Honourable Delegates,
Colleagues, 
Ladies and Gentlemen,

It is always heartening when we learn that there are fewer hungry people in the world. And last week's report on the State of Food Insecurity in the World says just that. Today, an extra 36 million people are getting sufficient food to meet their dietary needs.

This is good news. We are getting closer to a world without hunger. It is within our grasp. But we are not there yet. Not when 842 million children, women and men are under-nourished; when 842 million people are getting far too little food to lead healthy and productive lives.

It is telling that a full 97 per cent of the world's under-nourished people live in developing countries. Extreme hunger is almost exclusively a developing country issue, and is particularly pronounced in sub-Saharan Africa, where an estimated 25 per cent of the population goes hungry.

It is also a rural issue, because poverty and hunger go hand-in-hand, and poverty runs deepest through rural areas. The abject poverty that I witnessed decades ago as a young scientist working in Africa and Asia still persists.

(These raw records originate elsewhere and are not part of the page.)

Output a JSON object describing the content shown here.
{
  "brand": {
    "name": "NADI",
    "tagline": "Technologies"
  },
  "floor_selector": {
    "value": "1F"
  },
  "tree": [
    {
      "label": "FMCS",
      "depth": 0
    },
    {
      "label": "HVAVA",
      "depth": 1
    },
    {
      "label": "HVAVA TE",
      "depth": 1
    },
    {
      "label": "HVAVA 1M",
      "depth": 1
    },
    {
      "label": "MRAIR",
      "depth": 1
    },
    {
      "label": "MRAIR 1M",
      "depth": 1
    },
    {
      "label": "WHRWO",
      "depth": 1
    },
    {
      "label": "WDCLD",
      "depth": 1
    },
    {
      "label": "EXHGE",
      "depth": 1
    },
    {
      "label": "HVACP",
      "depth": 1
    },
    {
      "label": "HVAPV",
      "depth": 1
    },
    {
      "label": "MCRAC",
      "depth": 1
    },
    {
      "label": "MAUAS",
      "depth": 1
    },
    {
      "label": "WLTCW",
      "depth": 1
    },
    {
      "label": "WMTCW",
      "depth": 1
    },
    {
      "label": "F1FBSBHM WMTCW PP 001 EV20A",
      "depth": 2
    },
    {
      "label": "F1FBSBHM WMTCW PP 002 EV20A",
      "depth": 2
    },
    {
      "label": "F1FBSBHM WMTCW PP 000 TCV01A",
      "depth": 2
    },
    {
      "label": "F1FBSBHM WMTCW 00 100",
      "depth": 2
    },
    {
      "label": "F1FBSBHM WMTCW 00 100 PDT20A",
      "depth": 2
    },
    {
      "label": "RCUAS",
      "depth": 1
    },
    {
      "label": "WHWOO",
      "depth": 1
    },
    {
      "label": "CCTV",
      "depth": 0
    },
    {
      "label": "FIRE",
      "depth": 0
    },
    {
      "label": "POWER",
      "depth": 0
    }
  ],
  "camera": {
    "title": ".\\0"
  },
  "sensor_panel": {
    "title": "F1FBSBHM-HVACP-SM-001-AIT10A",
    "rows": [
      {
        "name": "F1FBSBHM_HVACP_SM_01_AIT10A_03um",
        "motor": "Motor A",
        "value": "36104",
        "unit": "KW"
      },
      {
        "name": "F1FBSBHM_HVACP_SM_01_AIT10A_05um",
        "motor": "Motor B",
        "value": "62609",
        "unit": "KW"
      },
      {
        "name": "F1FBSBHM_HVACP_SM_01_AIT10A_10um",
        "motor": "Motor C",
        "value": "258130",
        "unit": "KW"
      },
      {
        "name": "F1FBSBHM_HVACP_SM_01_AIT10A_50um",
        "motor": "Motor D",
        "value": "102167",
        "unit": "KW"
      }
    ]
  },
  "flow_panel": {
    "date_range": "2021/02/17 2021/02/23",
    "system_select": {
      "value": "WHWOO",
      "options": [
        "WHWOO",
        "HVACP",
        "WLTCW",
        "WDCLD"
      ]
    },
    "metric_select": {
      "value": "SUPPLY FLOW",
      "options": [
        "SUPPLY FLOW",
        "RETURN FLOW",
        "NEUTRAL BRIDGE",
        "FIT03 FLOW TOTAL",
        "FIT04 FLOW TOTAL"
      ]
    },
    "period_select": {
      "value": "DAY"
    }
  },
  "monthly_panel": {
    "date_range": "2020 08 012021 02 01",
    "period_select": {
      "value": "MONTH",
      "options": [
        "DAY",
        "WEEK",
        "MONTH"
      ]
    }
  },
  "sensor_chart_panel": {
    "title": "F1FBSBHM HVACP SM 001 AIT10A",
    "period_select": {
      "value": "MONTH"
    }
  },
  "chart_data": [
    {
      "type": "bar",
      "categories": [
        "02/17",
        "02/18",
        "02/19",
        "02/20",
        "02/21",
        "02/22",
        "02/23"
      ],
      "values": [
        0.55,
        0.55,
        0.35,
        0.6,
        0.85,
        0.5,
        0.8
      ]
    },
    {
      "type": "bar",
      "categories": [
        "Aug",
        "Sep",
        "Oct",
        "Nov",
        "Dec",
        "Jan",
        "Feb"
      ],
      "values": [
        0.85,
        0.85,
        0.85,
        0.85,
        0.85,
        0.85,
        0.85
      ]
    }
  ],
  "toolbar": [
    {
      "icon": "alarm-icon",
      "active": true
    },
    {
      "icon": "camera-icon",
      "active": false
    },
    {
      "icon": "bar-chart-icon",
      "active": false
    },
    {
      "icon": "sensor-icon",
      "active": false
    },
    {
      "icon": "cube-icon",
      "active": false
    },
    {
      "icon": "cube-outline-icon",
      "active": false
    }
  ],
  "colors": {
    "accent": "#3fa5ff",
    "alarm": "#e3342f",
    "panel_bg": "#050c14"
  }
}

Yet I have also seen the impact that well-planned, country-led development can have. 

Just last month in China, I met a young man with an MBA who had returned to his village because, thanks to an IFAD-supported project, there were more business opportunities in his village than in the city.  Today, he and his wife run a cooperative that already has 12,000 chickens – and he expects to have 50,000 next year. 

Just a few days ago, I was in the Niger Delta in Nigeria where youth have turned fish farming into a vibrant money-making business through IFAD projects.  IFAD projects have turned what was a "no go zone" due to violence into a zone of peace where the economy can now thrive.

We can end hunger.  We are moving in the right direction, and are closer to the MDG target of halving the proportion of people living in hunger. By working together, we can meet that target. And by stepping up our efforts, we should even be able to surpass it and halve not just the proportion but the number of people living in hunger.  But we need to act decisively, we need to act in unison, and we need to act now.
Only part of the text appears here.